Moreover, there is clearly considerable confusion about the terminology being used in the discussion about medical intervention to save the life of a mother. The Catholic Church recognises a vital moral distinction between medical intervention to save the life of a mother and abortion. Abortion, understood as the direct and intentional killing of an unborn child in the womb, is never morally permissible. This is because directly and intentionally taking the life of any innocent person is never morally acceptable.
This is different from medical treatments to save the life of the mother where there is no other option and where the intervention does not directly and intentionally seek to end the life of the unborn baby. Every effort is made in this situation to preserve the life of both mother and baby throughout. This position, which is ethically sound, represents best practice in Irish hospitals today.

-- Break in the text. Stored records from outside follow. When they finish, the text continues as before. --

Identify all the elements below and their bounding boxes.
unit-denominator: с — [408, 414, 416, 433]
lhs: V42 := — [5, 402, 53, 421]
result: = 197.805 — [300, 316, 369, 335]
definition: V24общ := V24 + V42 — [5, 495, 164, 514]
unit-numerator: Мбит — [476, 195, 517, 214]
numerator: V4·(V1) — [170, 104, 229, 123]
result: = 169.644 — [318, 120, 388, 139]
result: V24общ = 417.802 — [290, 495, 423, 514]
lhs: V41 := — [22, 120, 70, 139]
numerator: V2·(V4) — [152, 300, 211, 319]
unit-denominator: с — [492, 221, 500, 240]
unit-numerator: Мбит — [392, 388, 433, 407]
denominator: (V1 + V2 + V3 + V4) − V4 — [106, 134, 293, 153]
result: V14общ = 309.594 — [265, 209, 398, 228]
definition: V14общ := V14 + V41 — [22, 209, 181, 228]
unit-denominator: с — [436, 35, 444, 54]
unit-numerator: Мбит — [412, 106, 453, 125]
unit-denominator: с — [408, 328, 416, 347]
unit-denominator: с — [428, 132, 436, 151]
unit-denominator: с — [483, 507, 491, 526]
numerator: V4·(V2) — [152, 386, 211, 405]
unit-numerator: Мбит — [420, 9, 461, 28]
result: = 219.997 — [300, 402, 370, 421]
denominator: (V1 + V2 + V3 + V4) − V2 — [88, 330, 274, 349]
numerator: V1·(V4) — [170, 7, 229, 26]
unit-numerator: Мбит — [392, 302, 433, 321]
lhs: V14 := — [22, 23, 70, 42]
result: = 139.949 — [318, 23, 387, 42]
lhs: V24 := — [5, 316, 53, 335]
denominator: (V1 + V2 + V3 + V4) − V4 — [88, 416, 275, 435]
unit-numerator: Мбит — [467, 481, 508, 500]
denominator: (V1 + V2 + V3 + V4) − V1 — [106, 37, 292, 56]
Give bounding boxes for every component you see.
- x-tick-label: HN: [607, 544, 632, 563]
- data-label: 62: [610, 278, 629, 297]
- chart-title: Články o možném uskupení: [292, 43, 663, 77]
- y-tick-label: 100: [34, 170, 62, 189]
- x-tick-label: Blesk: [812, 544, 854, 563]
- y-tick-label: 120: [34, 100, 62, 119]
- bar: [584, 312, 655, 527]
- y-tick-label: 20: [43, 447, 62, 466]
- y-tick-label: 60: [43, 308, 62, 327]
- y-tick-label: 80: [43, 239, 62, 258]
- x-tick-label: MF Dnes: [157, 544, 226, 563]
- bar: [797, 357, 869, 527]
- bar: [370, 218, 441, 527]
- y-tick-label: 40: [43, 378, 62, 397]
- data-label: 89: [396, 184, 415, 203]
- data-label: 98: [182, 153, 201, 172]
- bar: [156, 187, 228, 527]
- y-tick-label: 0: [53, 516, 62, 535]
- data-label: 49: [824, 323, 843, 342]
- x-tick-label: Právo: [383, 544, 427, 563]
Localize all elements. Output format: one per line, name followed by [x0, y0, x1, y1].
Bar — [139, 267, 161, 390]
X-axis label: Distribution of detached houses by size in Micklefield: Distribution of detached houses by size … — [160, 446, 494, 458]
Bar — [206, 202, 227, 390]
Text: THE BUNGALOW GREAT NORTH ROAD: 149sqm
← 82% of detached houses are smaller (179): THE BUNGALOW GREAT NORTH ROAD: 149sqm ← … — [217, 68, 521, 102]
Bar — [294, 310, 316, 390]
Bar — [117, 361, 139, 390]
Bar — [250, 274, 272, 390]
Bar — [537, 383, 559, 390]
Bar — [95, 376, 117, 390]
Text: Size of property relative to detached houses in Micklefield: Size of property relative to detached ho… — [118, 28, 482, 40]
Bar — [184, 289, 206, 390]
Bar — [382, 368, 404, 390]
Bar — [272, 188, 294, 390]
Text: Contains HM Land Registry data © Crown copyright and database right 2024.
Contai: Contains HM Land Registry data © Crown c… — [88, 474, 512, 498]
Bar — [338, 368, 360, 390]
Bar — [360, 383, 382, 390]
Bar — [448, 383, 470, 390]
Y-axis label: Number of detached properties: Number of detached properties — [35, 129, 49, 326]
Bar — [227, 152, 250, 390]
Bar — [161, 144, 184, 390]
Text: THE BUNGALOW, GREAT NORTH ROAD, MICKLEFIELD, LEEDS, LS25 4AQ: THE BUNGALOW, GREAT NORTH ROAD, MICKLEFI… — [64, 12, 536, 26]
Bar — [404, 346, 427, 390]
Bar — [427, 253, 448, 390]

However, legislating for the ‘X Case’, removes the obligation to make every effort, at all times, to preserve the life of both the mother and her unborn baby. It allows for abortion, for the direct and intentional killing of the baby in the womb. It is not necessary to legislate for the X Case to ensure that women in Ireland receive all the life-saving treatment they need during pregnancy. It is not necessary to satisfy the European Court of Human Rights. There is another way. Other options are available to the Government that do not involve legislating for abortion. These include the option of appropriate guidelines, which continue to exclude the direct and intentional killing of the unborn, or a referendum to overturn the X Case judgment. We believe both these options should be fully explored by the Oireachtas.
As a Bishops’ Conference we have always held, with many others, that the judgment of the Supreme Court in the X Case is not a basis on which to move forward on this critical issue. In that judgment, the Court unilaterally overturned the pro-life intention and the will of the people in the 1983 referendum. It heard no psychiatric evidence. It believed that abortion was an answer to suicidal ideation, whereas current research indicates that suicidal ideation rarely relates to a single cause and that abortion itself can lead to suicidal ideation and mental health difficulties. The position it took is also morally unacceptable. You cannot morally equate the possible but preventable death of one person with the deliberate and intentional destruction of the life of a different, totally innocent person.
"Birth he said is a termination of pregnancy. An emergency cesarean section is a termination of pregnancy. Premature induction of labour is a termination of pregnancy, and thanks to the expertise of our Obstetricians and Neontatologists many of these premature infants survive. How can that be described as an abortion?" he asked.